Investigators moved one step closer to their goal of an implantable artificial kidney, thanks to a 4-year, $6 million grant from the National Institutes of Health.
“This project is about creating a permanent solution to the scarcity problem in organ transplantation,” said nephrologist William Fissell IV, MD, Associate Professor of Medicine and Biomedical Engineering at Vanderbilt University Medical Center (VUMC), in Nashville, TN. “We are increasing the options for people with chronic kidney disease who would otherwise be forced onto dialysis.”
Although transplantation is the preferred treatment for kidney failure, donor kidneys are scarce. More than 109,000 patients in the United States are currently on the waiting list, yet only 17,108 received a kidney transplant last year, according to the U.S. Organ Procurement and Transplantation Network. Every day in the US, an average of 12 patients die awaiting a kidney transplant.
The NIH grant will be shared evenly between VUMC—where Dr. Fissell is the principal investigator—and the University of California at San Francisco (UCSF), in San Francisco, CA, where the principal investigator is Shuvo Roy, PhD, Professor of Bioengineering and Therapeutic Sciences. The two investigators are long-time collaborators.

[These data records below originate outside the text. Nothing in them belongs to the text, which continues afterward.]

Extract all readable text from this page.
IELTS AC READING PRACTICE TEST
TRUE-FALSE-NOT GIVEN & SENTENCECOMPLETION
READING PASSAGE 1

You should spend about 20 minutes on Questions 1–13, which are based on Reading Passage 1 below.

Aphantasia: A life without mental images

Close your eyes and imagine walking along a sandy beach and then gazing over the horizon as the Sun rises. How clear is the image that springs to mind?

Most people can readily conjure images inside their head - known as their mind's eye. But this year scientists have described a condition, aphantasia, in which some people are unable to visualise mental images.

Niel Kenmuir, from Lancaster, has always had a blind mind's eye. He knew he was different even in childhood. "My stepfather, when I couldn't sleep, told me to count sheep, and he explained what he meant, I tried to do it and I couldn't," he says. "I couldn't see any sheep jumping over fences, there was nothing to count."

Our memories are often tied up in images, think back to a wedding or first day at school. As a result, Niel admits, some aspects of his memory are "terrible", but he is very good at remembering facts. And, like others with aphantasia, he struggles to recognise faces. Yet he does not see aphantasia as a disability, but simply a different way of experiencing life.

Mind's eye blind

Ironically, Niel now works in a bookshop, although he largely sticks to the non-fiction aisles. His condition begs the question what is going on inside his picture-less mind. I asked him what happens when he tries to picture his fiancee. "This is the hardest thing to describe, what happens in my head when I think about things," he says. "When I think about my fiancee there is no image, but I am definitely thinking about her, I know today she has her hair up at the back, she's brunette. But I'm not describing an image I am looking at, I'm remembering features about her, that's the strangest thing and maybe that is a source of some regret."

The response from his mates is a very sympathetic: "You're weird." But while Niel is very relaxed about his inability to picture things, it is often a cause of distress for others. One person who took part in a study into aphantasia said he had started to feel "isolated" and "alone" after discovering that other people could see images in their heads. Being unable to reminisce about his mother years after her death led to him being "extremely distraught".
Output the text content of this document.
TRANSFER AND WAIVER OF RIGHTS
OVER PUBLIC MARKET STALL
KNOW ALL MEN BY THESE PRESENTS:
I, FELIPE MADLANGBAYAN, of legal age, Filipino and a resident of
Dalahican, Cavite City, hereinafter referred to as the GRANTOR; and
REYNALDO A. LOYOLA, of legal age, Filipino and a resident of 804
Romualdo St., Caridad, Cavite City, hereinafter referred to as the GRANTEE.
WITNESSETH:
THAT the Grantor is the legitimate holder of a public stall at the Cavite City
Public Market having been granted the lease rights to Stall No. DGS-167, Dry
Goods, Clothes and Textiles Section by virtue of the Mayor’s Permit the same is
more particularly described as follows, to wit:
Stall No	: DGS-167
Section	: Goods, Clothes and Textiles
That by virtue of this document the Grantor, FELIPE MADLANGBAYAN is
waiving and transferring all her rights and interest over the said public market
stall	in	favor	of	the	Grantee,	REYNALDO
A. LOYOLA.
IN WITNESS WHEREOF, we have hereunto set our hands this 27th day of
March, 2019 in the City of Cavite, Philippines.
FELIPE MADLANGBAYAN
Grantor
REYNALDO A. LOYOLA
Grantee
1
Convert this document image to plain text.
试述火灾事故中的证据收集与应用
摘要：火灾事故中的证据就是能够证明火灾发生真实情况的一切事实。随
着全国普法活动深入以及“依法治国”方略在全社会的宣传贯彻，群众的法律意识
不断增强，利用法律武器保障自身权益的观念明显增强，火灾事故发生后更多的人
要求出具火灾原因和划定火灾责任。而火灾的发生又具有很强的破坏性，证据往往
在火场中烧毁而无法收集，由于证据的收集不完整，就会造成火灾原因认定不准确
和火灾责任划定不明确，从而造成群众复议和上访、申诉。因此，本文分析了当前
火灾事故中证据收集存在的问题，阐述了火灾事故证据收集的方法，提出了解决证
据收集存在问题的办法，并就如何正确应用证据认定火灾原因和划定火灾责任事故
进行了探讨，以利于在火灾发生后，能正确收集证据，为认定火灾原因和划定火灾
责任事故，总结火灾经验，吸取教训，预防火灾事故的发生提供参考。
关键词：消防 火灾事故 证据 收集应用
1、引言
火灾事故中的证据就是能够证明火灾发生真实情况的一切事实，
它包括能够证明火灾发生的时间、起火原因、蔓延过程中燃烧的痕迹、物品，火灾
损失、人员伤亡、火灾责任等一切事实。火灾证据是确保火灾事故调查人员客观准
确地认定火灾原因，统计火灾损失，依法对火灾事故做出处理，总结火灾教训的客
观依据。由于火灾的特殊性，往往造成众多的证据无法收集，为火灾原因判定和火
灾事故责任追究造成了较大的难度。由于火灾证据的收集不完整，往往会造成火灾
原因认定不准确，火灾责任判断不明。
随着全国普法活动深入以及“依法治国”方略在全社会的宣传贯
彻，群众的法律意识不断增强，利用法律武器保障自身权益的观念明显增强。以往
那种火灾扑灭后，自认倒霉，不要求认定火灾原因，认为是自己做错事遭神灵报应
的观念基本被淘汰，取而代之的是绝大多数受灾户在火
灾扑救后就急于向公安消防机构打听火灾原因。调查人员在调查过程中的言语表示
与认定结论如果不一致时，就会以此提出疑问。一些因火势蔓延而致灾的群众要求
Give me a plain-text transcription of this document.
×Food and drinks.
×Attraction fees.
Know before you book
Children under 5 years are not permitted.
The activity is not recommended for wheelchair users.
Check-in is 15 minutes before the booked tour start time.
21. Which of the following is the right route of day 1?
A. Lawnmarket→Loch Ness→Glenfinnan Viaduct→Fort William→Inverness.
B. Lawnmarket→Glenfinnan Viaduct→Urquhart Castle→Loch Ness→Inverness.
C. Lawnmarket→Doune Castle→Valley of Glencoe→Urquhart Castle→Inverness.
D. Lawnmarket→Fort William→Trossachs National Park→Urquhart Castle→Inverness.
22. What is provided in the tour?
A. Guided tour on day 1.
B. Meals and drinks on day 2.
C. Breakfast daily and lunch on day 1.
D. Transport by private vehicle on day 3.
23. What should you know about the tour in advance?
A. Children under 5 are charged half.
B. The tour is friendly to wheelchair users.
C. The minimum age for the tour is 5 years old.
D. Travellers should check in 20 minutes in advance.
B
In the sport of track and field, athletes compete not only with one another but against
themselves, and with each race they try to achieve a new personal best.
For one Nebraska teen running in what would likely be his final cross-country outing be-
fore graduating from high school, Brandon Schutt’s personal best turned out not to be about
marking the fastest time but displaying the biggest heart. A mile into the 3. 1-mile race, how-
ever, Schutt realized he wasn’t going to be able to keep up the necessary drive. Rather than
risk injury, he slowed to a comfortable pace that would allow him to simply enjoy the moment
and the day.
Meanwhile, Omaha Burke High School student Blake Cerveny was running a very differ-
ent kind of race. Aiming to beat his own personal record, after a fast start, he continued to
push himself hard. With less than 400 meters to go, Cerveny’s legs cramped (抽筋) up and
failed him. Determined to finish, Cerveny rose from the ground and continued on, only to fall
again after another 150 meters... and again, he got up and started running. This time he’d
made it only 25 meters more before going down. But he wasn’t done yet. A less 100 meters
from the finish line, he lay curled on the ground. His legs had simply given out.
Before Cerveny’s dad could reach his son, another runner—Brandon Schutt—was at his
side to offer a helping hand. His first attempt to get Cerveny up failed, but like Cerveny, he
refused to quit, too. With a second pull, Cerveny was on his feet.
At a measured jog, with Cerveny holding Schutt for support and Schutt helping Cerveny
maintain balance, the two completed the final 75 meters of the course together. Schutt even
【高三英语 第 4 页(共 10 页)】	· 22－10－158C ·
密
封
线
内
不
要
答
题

“Dr. Roy and I are pursuing this approach because the integration of silicon nanotechnology and cell culture will achieve a bio-hybrid device within the lifetime of someone who starts dialysis today,” Dr. Fissell said.
The bio-artificial kidney combines filters made of silicon with living human kidney cells cultured from samples harvested from deceased donors. The donated cells form a membrane positioned downstream from the device’s intake filter, out of reach of the body’s immune response, so organ rejection is not an issue. The implant requires no external power source because it’s designed to run on the body’s normal blood pressure.
The investigators are hoping to test the implant in pilot and feasibility studies in human subjects by 2017 or 2018.